If DIAMOND fails (e.g., due to lack of memory), will the current python code catch the error? That was my main concern. The DIAMOND version that I am using works... if I provide enough memory, but I for some HTC jobs, I don't provide enough memory, and the DIAMOND job dies. It appears that the existing code doesn't deal with all scenarios in which the DIAMOND job dies.
Thanks for catching this. Next version will have more thorough DIAMOND error handling.

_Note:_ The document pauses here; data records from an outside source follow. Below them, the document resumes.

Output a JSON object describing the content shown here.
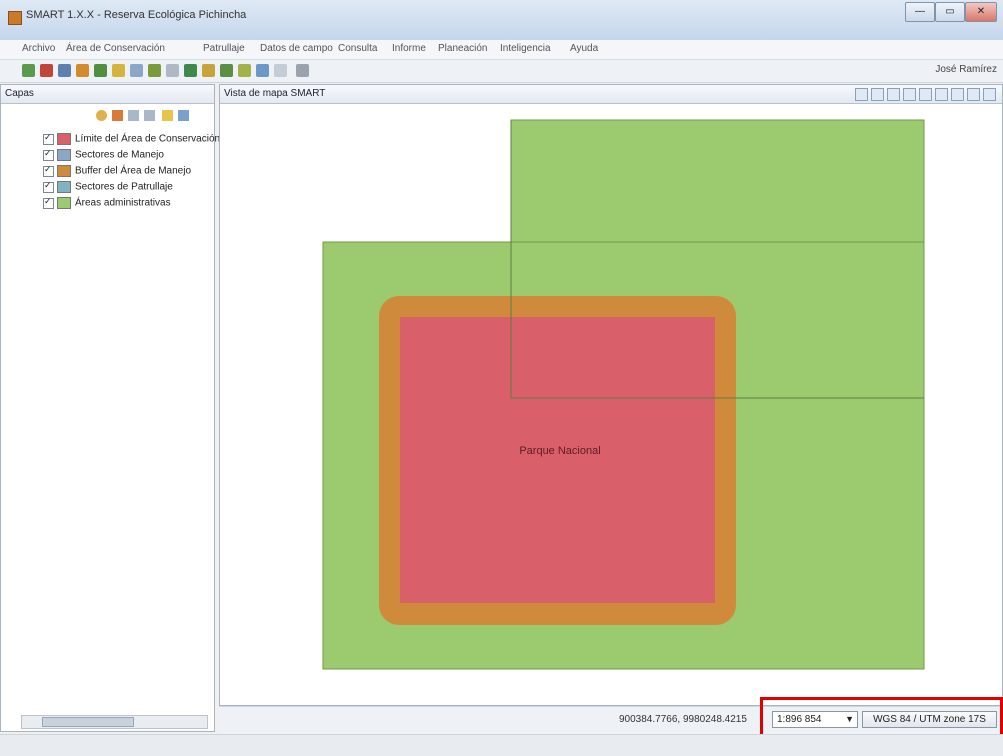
{
  "window": {
    "title": "SMART 1.X.X - Reserva Ecológica Pichincha",
    "buttons": [
      "—",
      "▭",
      "✕"
    ]
  },
  "menu": [
    "Archivo",
    "Área de Conservación",
    "Patrullaje",
    "Datos de campo",
    "Consulta",
    "Informe",
    "Planeación",
    "Inteligencia",
    "Ayuda"
  ],
  "toolbar": {
    "user": "José Ramírez"
  },
  "left_panel": {
    "tab_label": "Capas",
    "layers": [
      "Límite del Área de Conservación",
      "Sectores de Manejo",
      "Buffer del Área de Manejo",
      "Sectores de Patrullaje",
      "Áreas administrativas"
    ]
  },
  "map_panel": {
    "tab_label": "Vista de mapa SMART",
    "feature_label": "Parque Nacional"
  },
  "status": {
    "coords": "900384.7766, 9980248.4215",
    "scale": "1:896 854",
    "crs": "WGS 84 / UTM zone 17S"
  },
  "colors": {
    "green_fill": "#9ccb6f",
    "orange_buffer": "#d08a3b",
    "red_park": "#d9606b",
    "highlight": "#e00000"
  }
}
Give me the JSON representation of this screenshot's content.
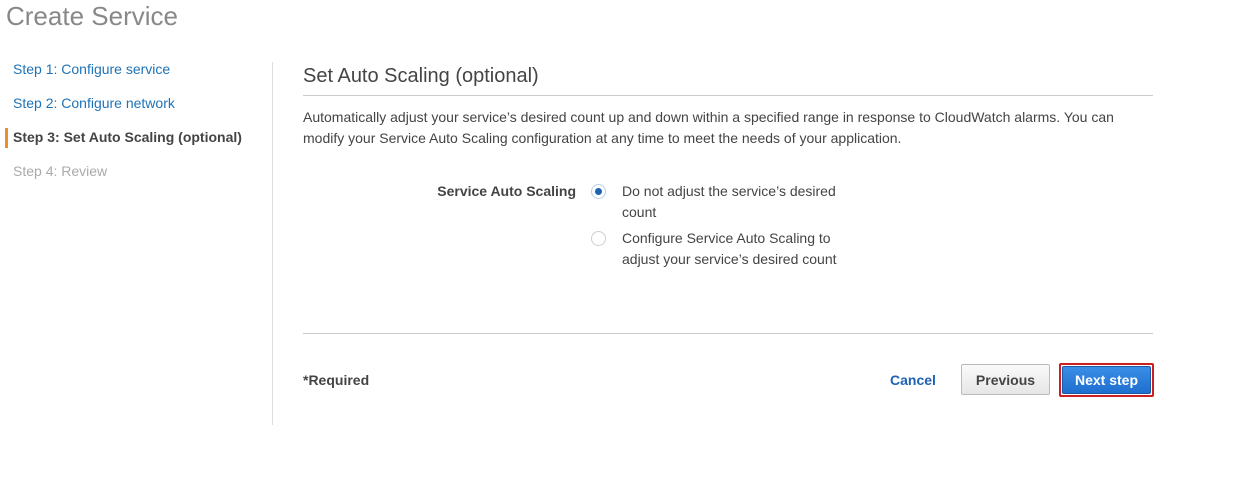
{
  "page": {
    "title": "Create Service"
  },
  "steps": [
    {
      "label": "Step 1: Configure service",
      "state": "link"
    },
    {
      "label": "Step 2: Configure network",
      "state": "link"
    },
    {
      "label": "Step 3: Set Auto Scaling (optional)",
      "state": "current"
    },
    {
      "label": "Step 4: Review",
      "state": "disabled"
    }
  ],
  "section": {
    "title": "Set Auto Scaling (optional)",
    "description": "Automatically adjust your service’s desired count up and down within a specified range in response to CloudWatch alarms. You can modify your Service Auto Scaling configuration at any time to meet the needs of your application."
  },
  "auto_scaling": {
    "label": "Service Auto Scaling",
    "options": [
      {
        "label": "Do not adjust the service’s desired count",
        "selected": true
      },
      {
        "label": "Configure Service Auto Scaling to adjust your service’s desired count",
        "selected": false
      }
    ]
  },
  "footer": {
    "required_note": "*Required",
    "cancel_label": "Cancel",
    "previous_label": "Previous",
    "next_label": "Next step"
  },
  "colors": {
    "link": "#1e73b8",
    "active_step_marker": "#e8912a",
    "primary_button": "#1e6fcf",
    "highlight_border": "#cc1f1f"
  }
}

[sung.shin@arsnecla0ap2 checkm2_07172024]$ cat checkm2.log [07/17/2024 07:06:33 AM] INFO: Running CheckM2 version 1.0.1 [07/17/2024 07:06:33 AM] INFO: Custom database path provided for predict run. Checking database at /home/sung.shin/databases/CheckM2_database/uniref100.KO.1.dmnd... [07/17/2024 07:06:36 AM] INFO: Running quality prediction workflow with 30 threads. [07/17/2024 07:06:41 AM] INFO: Calling genes in 2704 bins with 30 threads: [07/17/2024 08:03:48 AM] INFO: Calculating metadata for 2704 bins with 30 threads: [07/17/2024 08:04:01 AM] INFO: Annotating input genomes with DIAMOND using 30 threads [07/17/2024 08:18:59 AM] INFO: Processing DIAMOND output [07/17/2024 08:18:59 AM] ERROR: No DIAMOND annotation was generated. Exiting
I used download/installed checkm2 v1.0.1 I also used singularity for checkm2 v1.0.1 and v1.0.2. However, all different versions gave me same error.
If it is DIAMOND issue, then could you tell me how to fix it? or update it?